Great street photography makes ordinary things look extraordinary. It is the beauty of the small things that often are overlooked in every day life. It is there for everyone to see but only the photographer is able to catch the moment and create art. I live nearby the Rijksmuseum in Amsterdam, so visiting this great museum is something I regularly do. As the museum was packed with tourists the last time I paid the museum a visit, I decided to put my focus on the many visitors instead of the displayed art. Due to the fact that it was so crowded and everybody was taking pictures with their smartphones themselves, I was free to take some pictures of the visitors, something you actually hardly can do anymore these days because everybody is so hyper sensitive for having a picture taken without their strict permission. Looking through the crowd, I saw the three figures on the paintings looking at the three persons sitting in front of it and quickly took a picture. If this is an example of great street photography is for others to decide, but it made me chuckle nevertheless 🙂
I am fortunate to live just a couple of minutes away of the famous Van Gogh Museum. For a lot of tourists, this museum is a must-see when visiting Amsterdam. For a good reason; both the collection as the building are impressive. The only downside of this museum is that it is packed with visitors all-of-the-time.
I like strolling through the city at night and took this picture from outside the Van Gogh Museum. Although in monochrome, it resonates well with one of Van Gogh’s famous quotes:
I often think that the night is more alive and more richly colored than the day.
-Vincent Van Gogh
I recently visited an exposition by Anri Sala in the GEM museum in The Hague. Sala is an Albian artist who has won the Vincent Award (named after Van Gogh and not me obviously….). His work of art contains video art combined with different performances of the Clash’s Should I stay or should I go and a drumkit that drums on its own. It did not particular got my attention, but this scene did. Although its was pitch dark, knowing my camera inside out I quickly grabbed it, set the aperture on the F2,0 and the shutter speed on 1/15 combined with a ISO of 320. By leaning against a wall and having a fairly steady grip, I managed to take this picture. I am quite content with it as it represents the atmosphere of the room perfectly.

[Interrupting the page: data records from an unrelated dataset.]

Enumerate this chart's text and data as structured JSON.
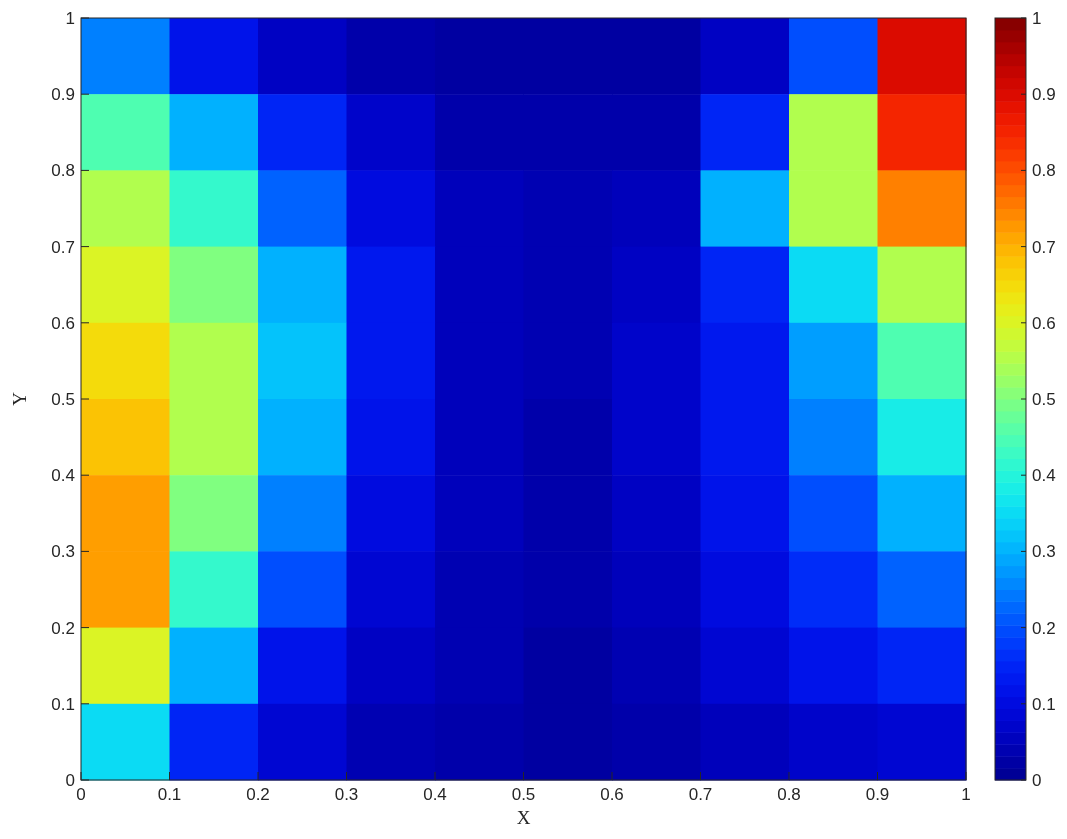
{
  "chart_data": {
    "type": "heatmap",
    "xlabel": "X",
    "ylabel": "Y",
    "xlim": [
      0,
      1
    ],
    "ylim": [
      0,
      1
    ],
    "xticks": [
      0,
      0.1,
      0.2,
      0.3,
      0.4,
      0.5,
      0.6,
      0.7,
      0.8,
      0.9,
      1
    ],
    "yticks": [
      0,
      0.1,
      0.2,
      0.3,
      0.4,
      0.5,
      0.6,
      0.7,
      0.8,
      0.9,
      1
    ],
    "clim": [
      0,
      1
    ],
    "cticks": [
      0,
      0.1,
      0.2,
      0.3,
      0.4,
      0.5,
      0.6,
      0.7,
      0.8,
      0.9,
      1
    ],
    "cells": [
      [
        0.25,
        0.12,
        0.06,
        0.03,
        0.02,
        0.02,
        0.02,
        0.06,
        0.2,
        0.9
      ],
      [
        0.45,
        0.3,
        0.15,
        0.07,
        0.03,
        0.03,
        0.03,
        0.15,
        0.55,
        0.85
      ],
      [
        0.55,
        0.42,
        0.22,
        0.1,
        0.05,
        0.04,
        0.05,
        0.3,
        0.55,
        0.75
      ],
      [
        0.6,
        0.5,
        0.3,
        0.13,
        0.05,
        0.04,
        0.06,
        0.15,
        0.35,
        0.55
      ],
      [
        0.65,
        0.55,
        0.32,
        0.13,
        0.05,
        0.04,
        0.07,
        0.13,
        0.28,
        0.45
      ],
      [
        0.68,
        0.55,
        0.3,
        0.12,
        0.05,
        0.03,
        0.07,
        0.13,
        0.25,
        0.38
      ],
      [
        0.72,
        0.5,
        0.25,
        0.1,
        0.05,
        0.03,
        0.06,
        0.12,
        0.2,
        0.3
      ],
      [
        0.72,
        0.42,
        0.2,
        0.08,
        0.04,
        0.03,
        0.05,
        0.1,
        0.16,
        0.22
      ],
      [
        0.6,
        0.3,
        0.12,
        0.06,
        0.04,
        0.02,
        0.04,
        0.08,
        0.12,
        0.15
      ],
      [
        0.35,
        0.15,
        0.08,
        0.04,
        0.03,
        0.02,
        0.03,
        0.05,
        0.07,
        0.08
      ]
    ]
  }
}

This picture is taken at the Boymans Museum with the analog Yashica medium format camera. As you might know, composing with this twin reflex camera is quite demanding as the image in the viewfinder is mirrored. Add to this that I was standing in a public space with the danger of someone walking straight into the composition. I know, one the tricks street photographers use, is waiting for this very thing to happen. They expect someone to complete the picture they have in their head, but that was not the outcome I was pursuing. I was simply struck by the play of all the lines and light on the stairs and tried to capture that. As I have stated before on this site, this museum in Rotterdam is one of my favorites because of its stunning architecture and collection. You can see it in all of its glory in this video. It is narrated in Dutch, but the images speak for themselves! You can see the stairs at the 7:50 mark.

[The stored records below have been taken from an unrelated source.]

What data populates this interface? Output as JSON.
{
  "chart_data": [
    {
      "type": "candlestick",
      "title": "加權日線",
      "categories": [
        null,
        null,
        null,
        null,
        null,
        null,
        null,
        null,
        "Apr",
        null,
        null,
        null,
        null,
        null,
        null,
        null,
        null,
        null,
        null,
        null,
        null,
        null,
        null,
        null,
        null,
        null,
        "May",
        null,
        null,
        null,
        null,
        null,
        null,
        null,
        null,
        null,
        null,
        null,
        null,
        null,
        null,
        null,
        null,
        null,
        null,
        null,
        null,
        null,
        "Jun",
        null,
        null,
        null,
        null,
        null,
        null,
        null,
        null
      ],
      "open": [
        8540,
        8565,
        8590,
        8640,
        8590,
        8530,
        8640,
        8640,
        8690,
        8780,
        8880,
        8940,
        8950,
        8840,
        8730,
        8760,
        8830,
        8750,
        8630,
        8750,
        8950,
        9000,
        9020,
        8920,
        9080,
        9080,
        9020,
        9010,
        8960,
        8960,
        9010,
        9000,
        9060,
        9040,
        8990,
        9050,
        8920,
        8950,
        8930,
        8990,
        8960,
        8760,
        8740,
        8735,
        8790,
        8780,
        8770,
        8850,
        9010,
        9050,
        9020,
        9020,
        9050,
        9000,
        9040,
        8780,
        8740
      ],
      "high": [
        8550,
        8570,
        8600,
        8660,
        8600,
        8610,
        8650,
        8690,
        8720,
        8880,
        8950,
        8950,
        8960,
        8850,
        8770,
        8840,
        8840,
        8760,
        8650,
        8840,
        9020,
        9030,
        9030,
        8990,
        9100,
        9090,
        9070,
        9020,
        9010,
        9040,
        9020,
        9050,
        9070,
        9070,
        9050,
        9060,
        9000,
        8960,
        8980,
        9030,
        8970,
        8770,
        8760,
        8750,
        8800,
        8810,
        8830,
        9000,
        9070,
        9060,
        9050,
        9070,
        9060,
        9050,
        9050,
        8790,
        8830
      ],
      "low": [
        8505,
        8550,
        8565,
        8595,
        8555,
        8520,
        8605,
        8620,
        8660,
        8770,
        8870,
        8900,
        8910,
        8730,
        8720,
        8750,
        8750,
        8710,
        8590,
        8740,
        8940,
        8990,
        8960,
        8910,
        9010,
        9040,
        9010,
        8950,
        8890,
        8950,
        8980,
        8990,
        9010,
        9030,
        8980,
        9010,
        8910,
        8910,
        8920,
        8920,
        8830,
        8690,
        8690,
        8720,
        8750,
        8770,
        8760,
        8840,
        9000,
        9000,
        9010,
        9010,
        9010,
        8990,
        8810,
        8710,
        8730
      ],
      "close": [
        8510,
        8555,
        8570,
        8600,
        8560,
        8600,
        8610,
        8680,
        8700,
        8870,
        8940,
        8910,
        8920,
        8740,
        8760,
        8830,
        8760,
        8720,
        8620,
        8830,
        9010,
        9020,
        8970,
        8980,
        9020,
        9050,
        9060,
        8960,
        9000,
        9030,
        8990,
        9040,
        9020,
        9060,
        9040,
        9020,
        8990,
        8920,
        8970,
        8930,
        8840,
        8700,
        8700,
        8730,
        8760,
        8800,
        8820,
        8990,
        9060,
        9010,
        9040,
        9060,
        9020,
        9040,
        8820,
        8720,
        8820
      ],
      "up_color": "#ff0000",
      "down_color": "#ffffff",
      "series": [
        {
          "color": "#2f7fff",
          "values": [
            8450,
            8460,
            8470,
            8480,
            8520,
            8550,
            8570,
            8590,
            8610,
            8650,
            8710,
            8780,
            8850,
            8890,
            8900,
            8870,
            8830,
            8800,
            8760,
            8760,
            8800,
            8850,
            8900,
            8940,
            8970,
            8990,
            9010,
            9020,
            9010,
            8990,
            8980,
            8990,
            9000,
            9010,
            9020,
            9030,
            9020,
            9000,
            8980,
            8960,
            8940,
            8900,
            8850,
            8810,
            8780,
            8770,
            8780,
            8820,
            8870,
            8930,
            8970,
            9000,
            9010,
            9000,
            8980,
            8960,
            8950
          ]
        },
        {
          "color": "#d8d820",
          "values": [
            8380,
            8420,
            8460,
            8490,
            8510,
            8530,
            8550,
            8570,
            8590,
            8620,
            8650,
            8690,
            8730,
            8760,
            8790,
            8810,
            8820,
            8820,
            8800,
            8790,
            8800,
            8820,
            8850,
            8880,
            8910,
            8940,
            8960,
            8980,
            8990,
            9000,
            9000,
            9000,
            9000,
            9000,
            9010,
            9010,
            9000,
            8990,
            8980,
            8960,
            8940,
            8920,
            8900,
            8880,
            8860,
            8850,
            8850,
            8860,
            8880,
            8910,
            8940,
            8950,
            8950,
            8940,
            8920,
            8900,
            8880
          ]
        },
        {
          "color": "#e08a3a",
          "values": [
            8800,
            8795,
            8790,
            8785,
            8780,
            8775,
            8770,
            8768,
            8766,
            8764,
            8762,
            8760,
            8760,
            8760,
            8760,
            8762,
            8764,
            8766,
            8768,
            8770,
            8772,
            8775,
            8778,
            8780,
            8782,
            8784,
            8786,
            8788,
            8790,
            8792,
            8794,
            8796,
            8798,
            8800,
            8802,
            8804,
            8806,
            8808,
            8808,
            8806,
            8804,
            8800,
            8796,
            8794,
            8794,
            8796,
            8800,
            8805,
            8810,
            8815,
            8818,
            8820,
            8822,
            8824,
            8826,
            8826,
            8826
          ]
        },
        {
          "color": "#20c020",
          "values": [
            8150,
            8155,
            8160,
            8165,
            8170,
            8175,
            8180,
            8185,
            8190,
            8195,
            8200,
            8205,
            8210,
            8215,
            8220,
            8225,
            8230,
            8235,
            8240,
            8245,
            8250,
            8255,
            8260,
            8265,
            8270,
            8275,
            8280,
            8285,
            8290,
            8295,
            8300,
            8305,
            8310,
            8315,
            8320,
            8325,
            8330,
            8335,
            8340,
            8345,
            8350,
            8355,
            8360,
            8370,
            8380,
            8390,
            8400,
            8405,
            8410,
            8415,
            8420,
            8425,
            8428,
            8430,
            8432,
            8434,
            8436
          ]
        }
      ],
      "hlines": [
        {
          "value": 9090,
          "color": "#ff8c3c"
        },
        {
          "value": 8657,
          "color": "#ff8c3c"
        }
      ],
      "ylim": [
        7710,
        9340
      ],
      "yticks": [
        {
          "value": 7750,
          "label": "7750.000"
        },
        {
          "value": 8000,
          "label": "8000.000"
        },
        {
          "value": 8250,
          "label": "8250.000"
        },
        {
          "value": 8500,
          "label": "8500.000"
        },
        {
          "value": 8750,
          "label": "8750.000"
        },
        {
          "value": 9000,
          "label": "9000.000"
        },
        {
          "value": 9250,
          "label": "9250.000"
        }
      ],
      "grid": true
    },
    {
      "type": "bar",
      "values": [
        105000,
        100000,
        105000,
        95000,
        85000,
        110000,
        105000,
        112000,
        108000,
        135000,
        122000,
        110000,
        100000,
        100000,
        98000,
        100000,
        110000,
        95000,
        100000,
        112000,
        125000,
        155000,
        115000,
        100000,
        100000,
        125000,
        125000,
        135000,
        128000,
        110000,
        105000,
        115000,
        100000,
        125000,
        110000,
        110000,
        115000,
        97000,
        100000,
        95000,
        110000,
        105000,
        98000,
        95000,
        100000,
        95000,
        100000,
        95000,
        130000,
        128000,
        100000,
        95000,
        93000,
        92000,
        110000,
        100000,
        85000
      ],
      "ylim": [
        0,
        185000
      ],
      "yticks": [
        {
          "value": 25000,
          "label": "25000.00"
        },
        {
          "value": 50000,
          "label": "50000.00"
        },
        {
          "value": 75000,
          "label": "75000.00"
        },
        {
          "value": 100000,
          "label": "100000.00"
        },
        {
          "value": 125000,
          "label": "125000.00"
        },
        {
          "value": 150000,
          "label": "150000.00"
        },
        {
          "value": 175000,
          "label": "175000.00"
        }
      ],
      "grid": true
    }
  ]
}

Living in the The Netherlands gives me the opportunity to visit the great city of The Hague and Scheveningen (the latter seemingly very hard to pronounce for non-native speakers of the Dutch language…). One of the gems of The Hague is the Municipal Museum Of The Hague. Designed by Berlage, with Piet Mondriaan one of the most renowned Dutch artists from the De Stijl movement. The art displayed in this museum is beautiful, mesmerizing and enchanting but the building itself is maybe even more stunning. I absolutely adore the design from De Stijl and this building has a lot to offer in this respect. You keep being fascinated by the lines and the use of materials, color and light. You literally walk inside a piece of art, so visiting this museum is double treat!